Author (Your Name)

Jonathan Allen, Colby College

Date of Award

2003

Document Type

Honors Thesis (Open Access)

Department

Colby College. Geology Dept.

Advisor(s)

Robert A. Gastaldo

Abstract

The Trout Valley Formation of Emsian-Eifelian age, outcropped in Baxter State Park, Maine, consists offluvial and coastal deposits preserving early land plants. Massive, crudely bedded conglomerate represents deposits of proximal braided channels on an alluvial fan complex. Lithic sandstone bodies in channel-form geometries represent deposits of river channels draining the Acadian highlands whereas associated siltstones represent overbank deposits, intertidal flats, and tidal channels.
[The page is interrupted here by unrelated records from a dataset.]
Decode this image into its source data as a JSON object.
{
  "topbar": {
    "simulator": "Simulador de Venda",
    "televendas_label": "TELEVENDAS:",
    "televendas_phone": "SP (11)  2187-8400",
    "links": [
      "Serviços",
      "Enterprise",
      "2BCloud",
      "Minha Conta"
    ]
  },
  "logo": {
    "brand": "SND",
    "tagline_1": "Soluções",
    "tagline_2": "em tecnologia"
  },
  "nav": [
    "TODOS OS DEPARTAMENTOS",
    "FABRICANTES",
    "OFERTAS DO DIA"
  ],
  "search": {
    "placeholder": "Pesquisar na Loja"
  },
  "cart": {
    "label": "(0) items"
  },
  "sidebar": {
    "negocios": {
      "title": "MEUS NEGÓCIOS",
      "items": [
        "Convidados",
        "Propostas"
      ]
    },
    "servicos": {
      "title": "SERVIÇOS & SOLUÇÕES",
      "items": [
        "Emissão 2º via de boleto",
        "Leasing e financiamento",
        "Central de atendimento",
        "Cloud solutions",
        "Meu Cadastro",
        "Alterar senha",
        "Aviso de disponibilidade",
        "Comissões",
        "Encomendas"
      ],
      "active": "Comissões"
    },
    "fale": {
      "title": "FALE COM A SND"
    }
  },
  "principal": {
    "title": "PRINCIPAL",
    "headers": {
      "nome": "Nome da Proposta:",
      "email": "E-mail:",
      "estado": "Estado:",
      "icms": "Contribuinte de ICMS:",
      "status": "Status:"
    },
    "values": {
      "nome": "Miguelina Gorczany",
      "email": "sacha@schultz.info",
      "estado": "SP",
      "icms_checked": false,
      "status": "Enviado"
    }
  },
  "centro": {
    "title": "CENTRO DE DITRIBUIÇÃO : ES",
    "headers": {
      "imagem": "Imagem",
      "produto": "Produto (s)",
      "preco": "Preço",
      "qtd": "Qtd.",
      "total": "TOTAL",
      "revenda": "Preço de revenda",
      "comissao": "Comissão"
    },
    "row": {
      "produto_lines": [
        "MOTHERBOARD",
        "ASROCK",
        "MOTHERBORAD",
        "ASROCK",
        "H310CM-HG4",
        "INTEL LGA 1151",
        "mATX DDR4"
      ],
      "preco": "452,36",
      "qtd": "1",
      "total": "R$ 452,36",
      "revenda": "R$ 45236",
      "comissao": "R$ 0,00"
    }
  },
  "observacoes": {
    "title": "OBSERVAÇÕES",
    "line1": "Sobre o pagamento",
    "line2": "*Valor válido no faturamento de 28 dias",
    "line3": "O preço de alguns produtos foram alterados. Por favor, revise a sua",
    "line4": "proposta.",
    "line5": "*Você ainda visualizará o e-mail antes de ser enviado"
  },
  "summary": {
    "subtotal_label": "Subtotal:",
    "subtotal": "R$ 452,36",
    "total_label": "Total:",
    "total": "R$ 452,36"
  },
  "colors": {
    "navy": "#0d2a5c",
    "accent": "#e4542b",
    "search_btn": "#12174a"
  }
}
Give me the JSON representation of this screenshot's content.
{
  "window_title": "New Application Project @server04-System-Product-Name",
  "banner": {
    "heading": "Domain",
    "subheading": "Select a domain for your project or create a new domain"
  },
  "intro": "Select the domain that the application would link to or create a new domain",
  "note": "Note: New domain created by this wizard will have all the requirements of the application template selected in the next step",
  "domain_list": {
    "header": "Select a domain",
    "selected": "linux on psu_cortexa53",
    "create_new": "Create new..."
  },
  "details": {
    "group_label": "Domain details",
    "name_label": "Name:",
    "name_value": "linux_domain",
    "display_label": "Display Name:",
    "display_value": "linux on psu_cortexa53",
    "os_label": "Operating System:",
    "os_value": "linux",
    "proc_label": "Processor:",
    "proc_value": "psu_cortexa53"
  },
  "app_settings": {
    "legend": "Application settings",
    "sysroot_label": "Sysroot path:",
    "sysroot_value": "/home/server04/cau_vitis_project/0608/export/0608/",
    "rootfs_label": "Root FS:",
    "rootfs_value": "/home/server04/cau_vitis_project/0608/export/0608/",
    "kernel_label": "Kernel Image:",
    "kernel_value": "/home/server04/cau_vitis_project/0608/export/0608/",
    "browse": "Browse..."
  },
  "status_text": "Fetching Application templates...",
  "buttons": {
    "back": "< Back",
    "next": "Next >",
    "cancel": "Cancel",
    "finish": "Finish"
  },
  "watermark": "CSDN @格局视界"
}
Localized lenticular quartz arenites represent nearshore shelf bar deposits that were storm influenced. The majority of plant assemblages preserved mainly in siltstone lithologies are allochthonous and parautochthonous, with only one autochthonous assemblage identified in the sequence. Plant remains are found in both fluvial and estuarine environments with trimerophytes (Psilophytons and Pertica quadrifaria), rhyniophytes (Taeniocrada) and lycopods (Drepanophycus and Kaulangiophyton) as the most common plants in estuarine environments near tidal channels. However, they are found also in fluvial settings. The presence of tidal influence in deposits where parautochthonous and autochthonous assemblages are preserved suggests that these plants may have been tolerant of brackish conditions. However, the effects of this physical parameter on the growth and colonization of plants in the Middle Devonian is unknown.